JAKARTA, KabarSDGs – Kementerian Agama (Kemenag) RI mendukung pengembangan inovasi hutan wakaf. Program ini dapat menjadi instrumen menjaga kelestarian lingkungan.
Direktur Pemberdayaan Zakat dan Wakaf Kemenag Muhammad Fuad Nasar mengatakan, pemberdayaan hutan wakaf merupakan bentuk kepedulian terhadap fenomena global warming. Dari aspek ekologis, program ini berperan menjaga kestabilan iklim secara mikro, melestarikan keanekaragaman hayati, konservasi air, dan mencegah bencana alam.
“Pemanfaatan aset dalam program ini untuk menjaga kelestarian hidup dan ekologi,” ujarnya dalam rilis yang diterima KabarSDGs, Minggu (30/8).
Secara regulasi, hutan wakaf termasuk kategori ‘wakaf untuk kesejahteraan umum lainnya yang tidak bertentangan dengan syariah dan peraturan perundang-undangan’ sebagaimana diatur Pasal 22 Undang-Undang Nomor 41 Tahun 2004 tentang Wakaf.
“Pasal 16 Undang-Undang Wakaf juga menjelaskan yang dimaksud benda tidak bergerak (istilah dalam pengelolaan wakaf) di antaranya adalah tanaman dan benda lain berkaitan tanah,” kata Fuad.
Fuad menjelaskan, masyarakat dapat berkontribusi dalam hutan wakaf. Caranya menjadi wakif dalam program ini atau menjalin kerja sama dengan nazhir untuk mengelola hutan tersebut.
Kemenag, menurut Fuad, aktif mendukung pengembangan hutan wakaf. Mereka menggelar sejumlah diskusi dan pengkajian seputar regulasi bersama inisiator. “Ke depan, inovasi program seperti ini bisa terus disinergikan antara pemerintah, nazhir, wakif, dan stakeholder terkait,” katanya.
Fuad berharap program ini menjadi unggulan dari sisi inovasi pemberdayaan wakaf, bahkan menjadi brand di tingkat internasional.
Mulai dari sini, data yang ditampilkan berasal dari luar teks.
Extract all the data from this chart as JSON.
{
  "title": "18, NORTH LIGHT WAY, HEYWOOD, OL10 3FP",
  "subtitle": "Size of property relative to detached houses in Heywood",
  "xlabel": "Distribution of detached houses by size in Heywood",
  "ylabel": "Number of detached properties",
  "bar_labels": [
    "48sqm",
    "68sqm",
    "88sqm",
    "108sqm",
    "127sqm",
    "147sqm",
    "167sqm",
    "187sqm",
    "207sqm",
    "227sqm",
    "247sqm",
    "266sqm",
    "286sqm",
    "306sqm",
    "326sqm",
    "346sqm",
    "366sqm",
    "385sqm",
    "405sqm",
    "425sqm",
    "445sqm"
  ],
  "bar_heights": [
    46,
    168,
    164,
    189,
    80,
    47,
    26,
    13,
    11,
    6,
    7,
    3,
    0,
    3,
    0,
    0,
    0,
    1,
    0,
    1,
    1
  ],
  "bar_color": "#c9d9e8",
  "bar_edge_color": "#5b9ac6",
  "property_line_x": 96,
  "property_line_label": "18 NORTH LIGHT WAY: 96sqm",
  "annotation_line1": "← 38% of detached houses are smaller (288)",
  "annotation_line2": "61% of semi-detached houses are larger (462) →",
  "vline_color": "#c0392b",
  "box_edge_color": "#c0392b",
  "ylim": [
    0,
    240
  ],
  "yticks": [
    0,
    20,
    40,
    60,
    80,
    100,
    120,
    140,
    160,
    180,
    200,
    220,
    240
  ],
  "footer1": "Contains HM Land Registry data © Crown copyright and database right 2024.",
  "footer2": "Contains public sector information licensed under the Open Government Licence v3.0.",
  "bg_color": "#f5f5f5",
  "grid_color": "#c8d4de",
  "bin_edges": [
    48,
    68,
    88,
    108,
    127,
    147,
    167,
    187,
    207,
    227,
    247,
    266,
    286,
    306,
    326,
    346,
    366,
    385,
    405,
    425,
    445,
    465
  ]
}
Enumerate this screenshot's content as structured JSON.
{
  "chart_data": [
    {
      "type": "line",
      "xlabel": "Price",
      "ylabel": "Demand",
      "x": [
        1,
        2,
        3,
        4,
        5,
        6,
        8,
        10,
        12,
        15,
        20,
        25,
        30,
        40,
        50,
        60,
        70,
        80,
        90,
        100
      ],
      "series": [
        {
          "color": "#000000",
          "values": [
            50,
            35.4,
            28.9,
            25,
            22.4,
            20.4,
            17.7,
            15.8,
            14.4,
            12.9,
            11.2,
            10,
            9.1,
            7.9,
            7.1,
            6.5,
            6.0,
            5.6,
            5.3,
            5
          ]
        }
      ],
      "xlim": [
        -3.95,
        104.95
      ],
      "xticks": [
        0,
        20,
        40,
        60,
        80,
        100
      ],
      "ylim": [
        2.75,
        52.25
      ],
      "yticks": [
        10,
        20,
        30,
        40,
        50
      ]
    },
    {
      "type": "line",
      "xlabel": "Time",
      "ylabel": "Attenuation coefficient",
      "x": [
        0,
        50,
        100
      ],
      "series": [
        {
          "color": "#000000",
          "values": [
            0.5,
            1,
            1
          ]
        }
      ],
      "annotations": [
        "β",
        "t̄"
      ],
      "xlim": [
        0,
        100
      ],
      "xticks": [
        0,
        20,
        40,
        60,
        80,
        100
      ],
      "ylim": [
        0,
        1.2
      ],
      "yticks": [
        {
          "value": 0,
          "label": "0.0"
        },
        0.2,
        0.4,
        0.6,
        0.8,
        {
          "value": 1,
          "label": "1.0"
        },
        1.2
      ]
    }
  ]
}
Ia percaya hutam wakaf bisa menjadi kekuatan perekonomian bangsa apabila didukung secara simultan dan sinergis oleh pemerintah dan masyarakat luas.
Saat ini terdapat tiga hutan wakaf diinisiasi masyarakat. Pertama, di Jantho, Provinsi Aceh. Hutan ini dibangun anak-anak muda pecinta alam pada 2012. Kedua, Hutan Wakaf Leuweung Sabilulungan yang dikembangkan Pemkab Bandung pada 2013. Terakhir, Hutan Wakaf Desa Cibunian, Kecamatan Pamijahan, Kabupaten Bogor, yang dikembangkan Yayasan Yassiru pada 2018.
Partisipasi Masyarakat
Dosen Institut Pertanian Bogor Khalifah Muhamad Ali mengatakan, keunggulan hutan wakaf terletak pada sifatnya yang permanen. Keberadaannya dilindungi hukum agama dan negara.
“Hutan wakaf tidak hanya dilindungi oleh hukum agama, tapi juga hukum negara, sehingga masyarakat tidak perlu ragu berpartipasi dalam program ini,” ujarnya.
Menurut Khalifah, partisipasi masyarakat menjadi kunci keberhasilan, karena hutan wakaf dibentuk, dikelola, dan dimanfaatkan masyarakat. Dia menjelaskan, setidaknya ada tiga peran penting masyarakat untuk program ini.
Masyarakat dapat mengembangkan hutan wakaf di tempatnya masing-masing. Dengan demikian, keberadaan hutan wakaf semakin masif. “Dalam hal ini, Komunitas Hutan Wakaf Bogor, yang telah memiliki pengetahuan dan pengalaman terlebih dahulu, siap membantu memberikan arahan,” kata Khalifah yang juga pendiri Komunitas Hutan Wakaf Bogor.
Masyarakat bisa mendukung program hutan wakaf yang sudah berjalan jika belum mampu mengembangkan hutan wakaf sendiri. Donasi mereka diperlukan sehingga semakin banyak tanah dibebaskan untuk hutan wakaf. “Semakin luas hutan wakaf, semakin besar manfaat ekologi dan sosial ekonomi yang dihasilkan untuk kesejahteraan umum,” ujar Khalifah.
Masyarakat juga dapat ikut menyebarluaskan gagasan hutan wakaf ke dalam lingkungan sosialnya. Pesan penting di balik program hutan wakaf adalah bahwa Islam, sebagai agama rahmat bagi alam semesta, telah memiliki instrumen konkret menjawab berbagai persoalan kehutanan dan lingkungan.